Although estimates are a staple of any solid proposal, they can be the source of numerous headaches. Depending on the scope of the project, preparing potential costs can be tedious and time-consuming. Furthermore, if your initial estimates prove to be inaccurate, a previously professional relationship with a client might turn sour.
Yet, with the right tools, listing costs can be a stress-free part of any proposal. Here are a few strategies for creating precise estimates:
Decide how you will define your estimates
Whether you’re choosing to bill your client based on an hourly rate, a flat fee, or some combination of both, the important aspect is this: transparency. Although a particular estimate may seem obvious to you, an inexperienced client may interpret the listed amount differently. Thus, creating a clear estimate is key.
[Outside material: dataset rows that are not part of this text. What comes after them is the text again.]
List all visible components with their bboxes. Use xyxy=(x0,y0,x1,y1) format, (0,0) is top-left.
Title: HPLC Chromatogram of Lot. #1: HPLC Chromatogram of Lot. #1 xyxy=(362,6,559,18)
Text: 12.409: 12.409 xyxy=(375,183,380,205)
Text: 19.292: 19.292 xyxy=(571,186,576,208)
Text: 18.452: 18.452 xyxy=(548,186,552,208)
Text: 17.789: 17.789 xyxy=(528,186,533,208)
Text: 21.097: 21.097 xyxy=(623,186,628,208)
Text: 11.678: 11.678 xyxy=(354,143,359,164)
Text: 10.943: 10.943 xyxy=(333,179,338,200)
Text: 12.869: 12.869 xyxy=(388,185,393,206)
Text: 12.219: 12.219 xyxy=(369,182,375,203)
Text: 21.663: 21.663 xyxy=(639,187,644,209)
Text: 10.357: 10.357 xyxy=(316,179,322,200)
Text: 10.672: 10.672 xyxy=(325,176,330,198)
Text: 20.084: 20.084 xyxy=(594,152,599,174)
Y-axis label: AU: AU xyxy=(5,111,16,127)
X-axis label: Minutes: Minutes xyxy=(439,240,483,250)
If you’re using Qfactor for Land Surveyors’ proposal feature, you’ll be able to easily list all payment information for each itemized cost. Given that projects are susceptible to change, it’s also easy to return to a previous proposal and alter estimated costs and details. This level of efficiency leaves little room for confusion.
Create a clear itemized list
While it may seem easier to offer one large overall number or group smaller costs together in one category, this strategy can lead to trouble. Assembling a list of costs associated with your project is vital for accuracy in any estimate. Thus, make sure to record a detailed and clear estimated cost for each task and item within the project.
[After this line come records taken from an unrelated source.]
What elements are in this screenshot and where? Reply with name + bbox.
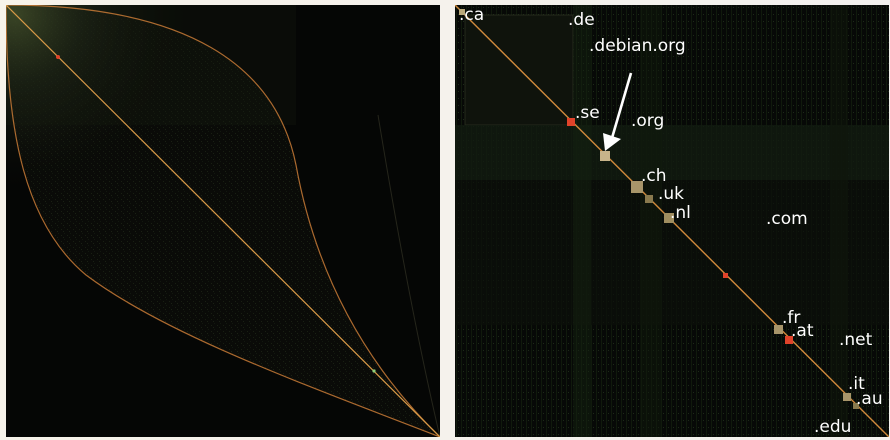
cluster-debian <box>600 151 610 161</box>
arrow-shaft <box>610 72 633 139</box>
label-se: .se <box>575 103 600 123</box>
cluster-it <box>843 393 851 401</box>
stripe-3 <box>830 5 848 437</box>
label-debian-org: .debian.org <box>589 36 686 56</box>
label-nl: .nl <box>670 203 691 223</box>
cluster-fr <box>774 325 783 334</box>
cluster-au <box>853 403 859 409</box>
cluster-mid <box>723 273 728 278</box>
diagonal-dot <box>56 55 60 59</box>
label-it: .it <box>848 374 865 394</box>
band-com <box>455 180 889 325</box>
label-edu: .edu <box>814 417 852 437</box>
cluster-at <box>785 336 793 344</box>
label-ca: .ca <box>459 5 485 25</box>
upper-band <box>6 5 296 125</box>
stripe-2 <box>640 5 662 437</box>
leaf-envelope-upper <box>6 5 440 437</box>
label-com: .com <box>766 209 808 229</box>
arrow-head <box>603 133 621 151</box>
label-at: .at <box>791 321 814 341</box>
right-matrix-graphic <box>455 5 889 437</box>
left-matrix-panel <box>6 5 440 437</box>
cluster-nl <box>664 213 674 223</box>
right-matrix-panel: .ca .de .debian.org .se .org .ch .uk .nl… <box>455 5 889 437</box>
diagonal-line <box>6 5 440 437</box>
left-matrix-graphic <box>6 5 440 437</box>
leaf-envelope-lower <box>6 5 440 437</box>
cluster-uk <box>645 195 653 203</box>
cluster-ca <box>459 9 465 15</box>
stripe-1 <box>573 5 591 437</box>
label-ch: .ch <box>641 166 667 186</box>
label-uk: .uk <box>658 184 685 204</box>
label-net: .net <box>839 330 873 350</box>
diagonal-dot-2 <box>372 369 376 373</box>
band-org <box>455 125 889 180</box>
cluster-ch <box>631 181 643 193</box>
label-de: .de <box>568 10 595 30</box>
cluster-se <box>567 118 575 126</box>
label-fr: .fr <box>782 308 801 328</box>
label-au: .au <box>856 389 883 409</box>
faint-curve <box>377 114 440 437</box>
label-org: .org <box>631 111 665 131</box>
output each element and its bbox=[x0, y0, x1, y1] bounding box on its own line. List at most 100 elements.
With Qfactor, you call pull input information from QuickBooks into your project template and use the estimate calculator to add up each item. The calculator will also adjust to any additions or removal of items that you make. Not only will this save you time, it’s also far more accurate than fiddling with numbers on your own.
Input past estimated costs into new proposals
Let’s state the obvious: depending on your clients’ wants and needs, as well as the size of the job, the costs of every project will differ from the next. Yet, in similar projects, there may, of course, be several itemized costs that overlap. Rewriting the details of those estimates into each new proposal template can be arduous, open you up to error, and, frankly, aggravating.
By using Qfactor for each proposal, you can return to old projects and simply input parts of your itemized list into your new template. This means you won’t have to spend time figuring out costs or searching for standard details and rates. Instead, you can quickly get repeated costs out of the way and put your energy and focus into specific estimates for your new project.